Problem D
Charged
Background
The electric field $\vec{E}$ of a particle with charge $q$ can be derived from its electric potential $V$:
\[ \vec{E} = -\nabla V \]where $\nabla $ is the derivative operator and $V$ at every point in space is
\[ V = {1\over 4\pi \varepsilon _0}{q\over ||\vec{r}||} \]where $\vec{r}$ is the distance from the particle at that point, $1\over 4\pi \varepsilon _0$ is some constant, and $||\vec{r}|| = \sqrt{r_ x^2 + r_ y^2}$ (in a two-dimensional plane). The net electric potential at any point is the sum of all of the electric potentials from all the particles.
The force from particle $B$ on particle $A$ is the charge of $A$ $(q_ A)$ multiplied by the electric field from $B$:
\begin{align*} \vec{F}_{B\rightarrow A} & = q_ A\vec{E}_ B\\ & = {1\over 4\pi \varepsilon _0}{q_ A\cdot q_ B\over ||\vec{r}||^2}\hat{r} \end{align*}For this problem, however, you will only visualize the electric potential $V$.
Problem
Given two kinds of particles, those with a positive charge $+e$, and those with negative charges $-e$, display the electric potential at every point in space. The electric potential should be normalized relative to ${|e|\over 4\pi \varepsilon _0}$ (i.e., treat ${|e|\over 4\pi \varepsilon _0}$ as $1$).
Input
Input starts with $3$ integers $n,m,q$ where $0<n,m\le 50$ and $0<q\le 10$. Then follows $q$ lines: each line contains three values $x,y,s$, where $1 \leq x \leq m$ and $1 \leq y \leq n$ correspond to the integer coordinates of the charged particle and $s$ is the sign of the particle’s charge being either a + or a -. No two particles will have the same coordinates.
Output
Your output should be an $n\times m$ grid of ASCII characters oriented with the positive $y$-axis pointing down and the positive $x$-axis pointing to the right, with coordinates starting from $1$. Every character in the grid corresponds to the total potential at that point.

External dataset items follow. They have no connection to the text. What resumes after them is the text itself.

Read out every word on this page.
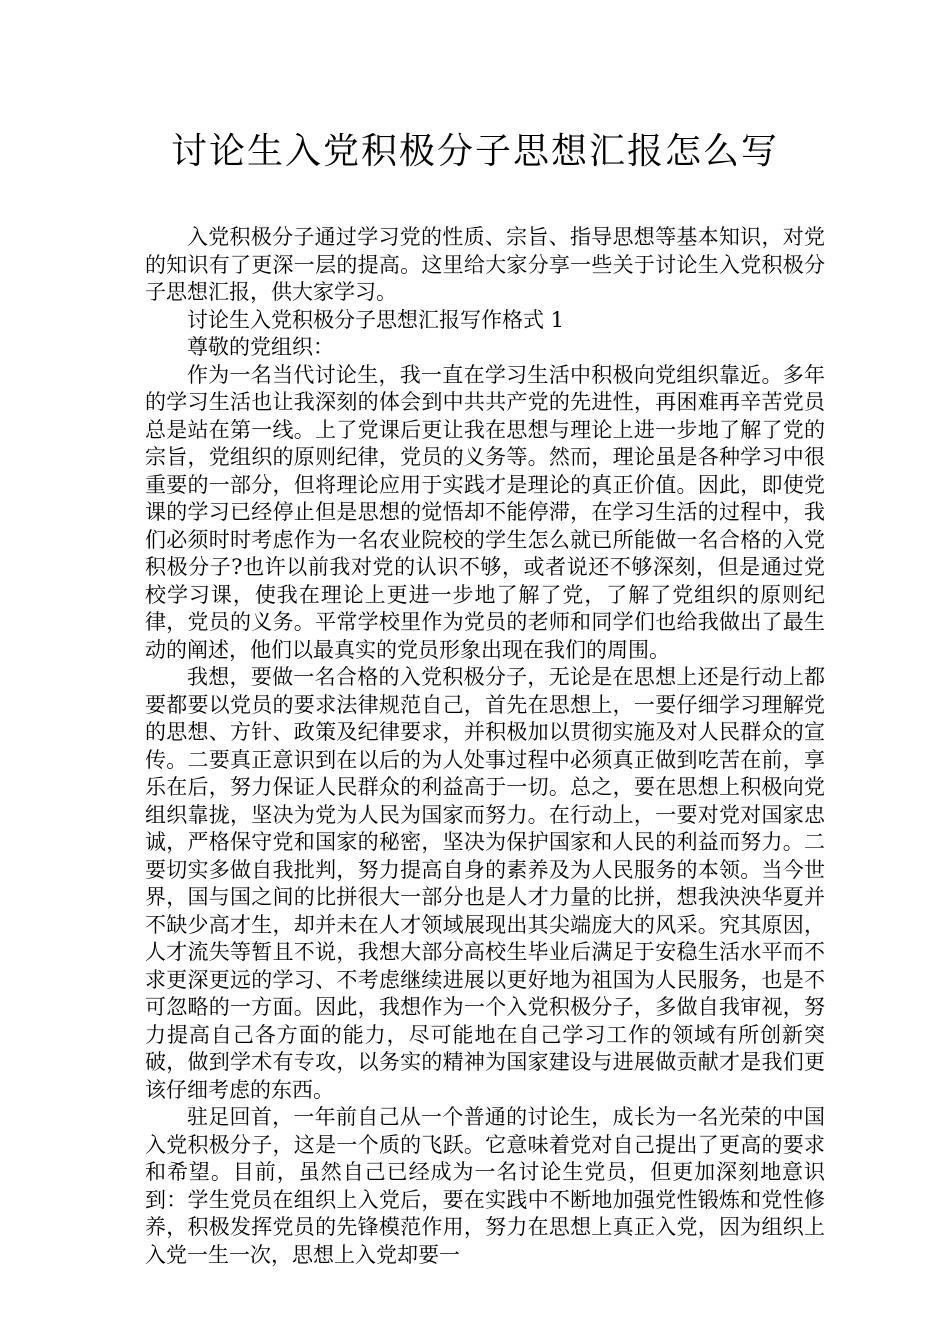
讨论生入党积极分子思想汇报怎么写

入党积极分子通过学习党的性质、宗旨、指导思想等基本知识，对党的知识有了更深一层的提高。这里给大家分享一些关于讨论生入党积极分子思想汇报，供大家学习。

讨论生入党积极分子思想汇报写作格式 1

尊敬的党组织：

作为一名当代讨论生，我一直在学习生活中积极向党组织靠近。多年的学习生活也让我深刻的体会到中共共产党的先进性，再困难再辛苦党员总是站在第一线。上了党课后更让我在思想与理论上进一步地了解了党的宗旨，党组织的原则纪律，党员的义务等。然而，理论虽是各种学习中很重要的一部分，但将理论应用于实践才是理论的真正价值。因此，即使党课的学习已经停止但是思想的觉悟却不能停滞，在学习生活的过程中，我们必须时时考虑作为一名农业院校的学生怎么就已所能做一名合格的入党积极分子?也许以前我对党的认识不够，或者说还不够深刻，但是通过党校学习课，使我在理论上更进一步地了解了党，了解了党组织的原则纪律，党员的义务。平常学校里作为党员的老师和同学们也给我做出了最生动的阐述，他们以最真实的党员形象出现在我们的周围。

我想，要做一名合格的入党积极分子，无论是在思想上还是行动上都要都要以党员的要求法律规范自己，首先在思想上，一要仔细学习理解党的思想、方针、政策及纪律要求，并积极加以贯彻实施及对人民群众的宣传。二要真正意识到在以后的为人处事过程中必须真正做到吃苦在前，享乐在后，努力保证人民群众的利益高于一切。总之，要在思想上积极向党组织靠拢，坚决为党为人民为国家而努力。在行动上，一要对党对国家忠诚，严格保守党和国家的秘密，坚决为保护国家和人民的利益而努力。二要切实多做自我批判，努力提高自身的素养及为人民服务的本领。当今世界，国与国之间的比拼很大一部分也是人才力量的比拼，想我泱泱华夏并不缺少高才生，却并未在人才领域展现出其尖端庞大的风采。究其原因，人才流失等暂且不说，我想大部分高校生毕业后满足于安稳生活水平而不求更深更远的学习、不考虑继续进展以更好地为祖国为人民服务，也是不可忽略的一方面。因此，我想作为一个入党积极分子，多做自我审视，努力提高自己各方面的能力，尽可能地在自己学习工作的领域有所创新突破，做到学术有专攻，以务实的精神为国家建设与进展做贡献才是我们更该仔细考虑的东西。

驻足回首，一年前自己从一个普通的讨论生，成长为一名光荣的中国入党积极分子，这是一个质的飞跃。它意味着党对自己提出了更高的要求和希望。目前，虽然自己已经成为一名讨论生党员，但更加深刻地意识到：学生党员在组织上入党后，要在实践中不断地加强党性锻炼和党性修养，积极发挥党员的先锋模范作用，努力在思想上真正入党，因为组织上入党一生一次，思想上入党却要一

If the field contains a particle, print either a + or - corresponding to its charge. Otherwise, the character you place will be related to the sign of the potential. If the potential is negative then use the characters {%,X,x}. If it is positive, however, use the character set {0,O,o} (the first element is a zero).

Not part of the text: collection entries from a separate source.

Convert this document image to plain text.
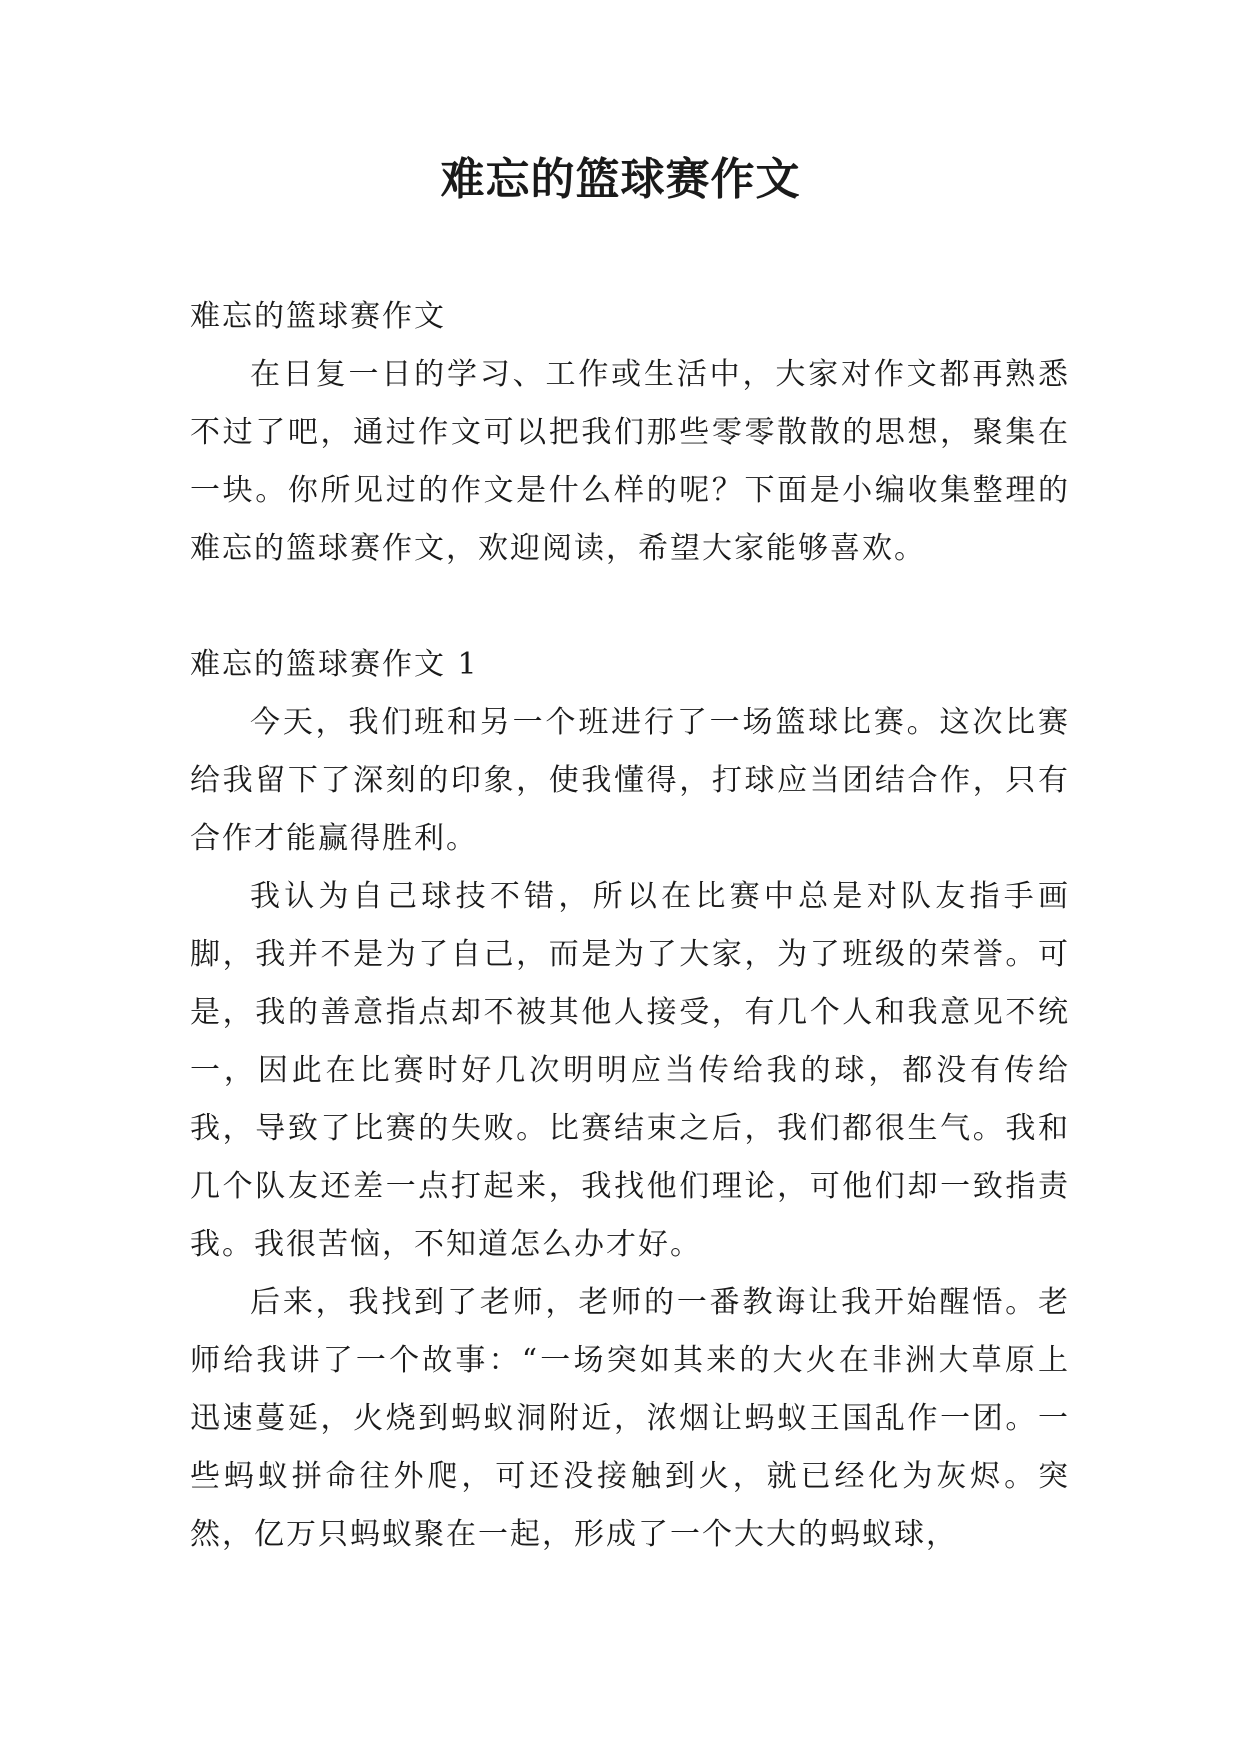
难忘的篮球赛作文
难忘的篮球赛作文

在日复一日的学习、工作或生活中，大家对作文都再熟悉不过了吧，通过作文可以把我们那些零零散散的思想，聚集在一块。你所见过的作文是什么样的呢？下面是小编收集整理的难忘的篮球赛作文，欢迎阅读，希望大家能够喜欢。

难忘的篮球赛作文 1

今天，我们班和另一个班进行了一场篮球比赛。这次比赛给我留下了深刻的印象，使我懂得，打球应当团结合作，只有合作才能赢得胜利。

我认为自己球技不错，所以在比赛中总是对队友指手画脚，我并不是为了自己，而是为了大家，为了班级的荣誉。可是，我的善意指点却不被其他人接受，有几个人和我意见不统一，因此在比赛时好几次明明应当传给我的球，都没有传给我，导致了比赛的失败。比赛结束之后，我们都很生气。我和几个队友还差一点打起来，我找他们理论，可他们却一致指责我。我很苦恼，不知道怎么办才好。

后来，我找到了老师，老师的一番教诲让我开始醒悟。老师给我讲了一个故事：“一场突如其来的大火在非洲大草原上迅速蔓延，火烧到蚂蚁洞附近，浓烟让蚂蚁王国乱作一团。一些蚂蚁拼命往外爬，可还没接触到火，就已经化为灰烬。突然，亿万只蚂蚁聚在一起，形成了一个大大的蚂蚁球，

There are $3$ tiers to the field’s magnitude:
-
$1 / \pi $
-
$1 / \pi ^2$
-
$1 / \pi ^3$
If the field is below the third tier print a “.”.
If the magnitude is above the first tier then you would use % or 0 (zero) depending on the sign, if it is below the first tier then you would use X or O, and so on and so forth.

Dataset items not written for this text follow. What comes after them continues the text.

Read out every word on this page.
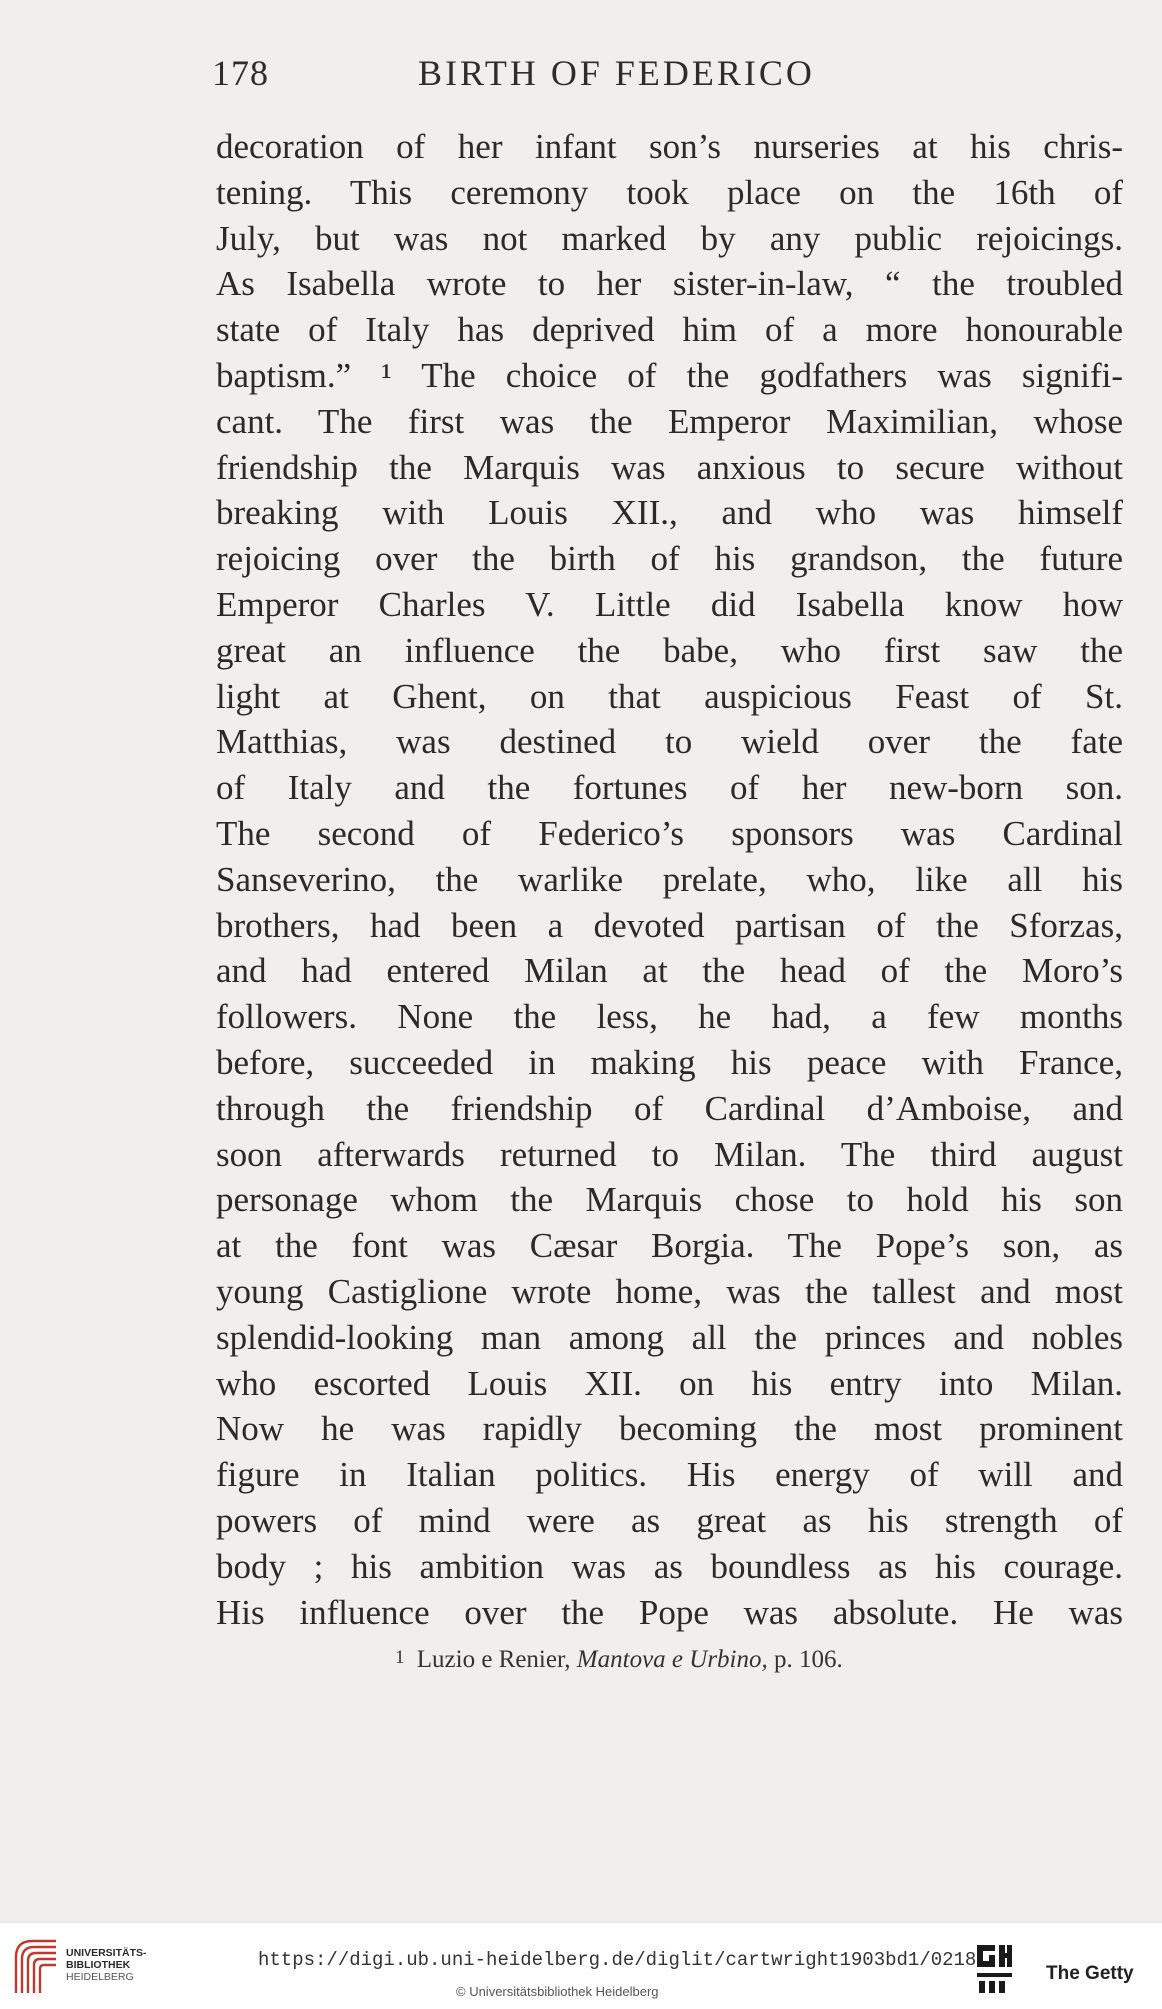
178	BIRTH OF FEDERICO
decoration of her infant son’s nurseries at his chris-
tening. This ceremony took place on the 16th of
July, but was not marked by any public rejoicings.
As Isabella wrote to her sister-in-law, “ the troubled
state of Italy has deprived him of a more honourable
baptism.” ¹ The choice of the godfathers was signifi-
cant. The first was the Emperor Maximilian, whose
friendship the Marquis was anxious to secure without
breaking with Louis XII., and who was himself
rejoicing over the birth of his grandson, the future
Emperor Charles V. Little did Isabella know how
great an influence the babe, who first saw the
light at Ghent, on that auspicious Feast of St.
Matthias, was destined to wield over the fate
of Italy and the fortunes of her new-born son.
The second of Federico’s sponsors was Cardinal
Sanseverino, the warlike prelate, who, like all his
brothers, had been a devoted partisan of the Sforzas,
and had entered Milan at the head of the Moro’s
followers. None the less, he had, a few months
before, succeeded in making his peace with France,
through the friendship of Cardinal d’Amboise, and
soon afterwards returned to Milan. The third august
personage whom the Marquis chose to hold his son
at the font was Cæsar Borgia. The Pope’s son, as
young Castiglione wrote home, was the tallest and most
splendid-looking man among all the princes and nobles
who escorted Louis XII. on his entry into Milan.
Now he was rapidly becoming the most prominent
figure in Italian politics. His energy of will and
powers of mind were as great as his strength of
body ; his ambition was as boundless as his courage.
His influence over the Pope was absolute. He was
1 Luzio e Renier, Mantova e Urbino, p. 106.
UNIVERSITÄTS-
BIBLIOTHEK
HEIDELBERG
https://digi.ub.uni-heidelberg.de/diglit/cartwright1903bd1/0218
© Universitätsbibliothek Heidelberg
The Getty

Sample Input 1 | Sample Output 1 |
---|---|
20 20 2 5 5 + 15 15 - |
OOOOOOOOOoooo....... OOOOOOOOOoooo....... OOO000OOOOooo....... OO00000OOOooo....... OO00+00OOOoo........ OO00000OOooo........ OOO000OOOoo....xxxxx OOOOOOOOoo...xxxxxxx OOOOOOOoo...xxxxxxxx ooOOOooo...xxxXXXxxx ooooooo...xxXXXXXXXx oooooo...xxXXXXXXXXX oooo....xxXXX%%%XXXX .......xxxXX%%%%%XXX .......xxXXX%%-%%XXX ......xxxXXX%%%%%XXX ......xxxXXXX%%%XXXX ......xxxxXXXXXXXXXX ......xxxxXXXXXXXXXX ......xxxxxXXXXXXXXx |
Sample Input 2 | Sample Output 2 |
---|---|
20 20 3 15 15 - 10 10 + 5 5 - |
XXXXXXXXXXxxxxxxxxxx XXXXXXXXXXxxxxxxxxxx XXX%%%XXXXxxxxxxxxxx XX%%%%%XXXxxxxxxxxxx XX%%-%%XXxxxxxxxxxxx XX%%%%%Xxx..xxxxxxxx XXX%%%Xx.oo..xxxxxxx XXXXXXx.OOOo..xxxxxx XXXXXx.O000Oo.xxxxxx XXXXxxoO0+0OoxxXXXXX xxxxx.oO000O.xXXXXXX xxxxx..oOOO.xXXXXXXX xxxxxx..oo.xX%%%XXXX xxxxxxx..xxX%%%%%XXX xxxxxxxxxxXX%%-%%XXX xxxxxxxxxXXX%%%%%XXX xxxxxxxxxXXXX%%%XXXX xxxxxxxxxXXXXXXXXXXX xxxxxxxxxXXXXXXXXXXX xxxxxxxxxXXXXXXXXXXX |
Sample Input 3 | Sample Output 3 |
---|---|
20 20 2 10 2 + 10 18 - |
oooOOOO00000OOOOoooo oooOOOO00+00OOOOoooo oooOOOO00000OOOOoooo ooooOOOO000OOOOooooo oooooOOOOOOOOOoooooo ooooooOOOOOOOoooooo. .oooooooOOOooooooo.. ....ooooooooooo..... .................... .................... .................... ....xxxxxxxxxxx..... .xxxxxxxXXXxxxxxxx.. xxxxxxXXXXXXXxxxxxx. xxxxxXXXXXXXXXxxxxxx xxxxXXXX%%%XXXXxxxxx xxxXXXX%%%%%XXXXxxxx xxxXXXX%%-%%XXXXxxxx xxxXXXX%%%%%XXXXxxxx xxxXXXXX%%%XXXXXxxxx |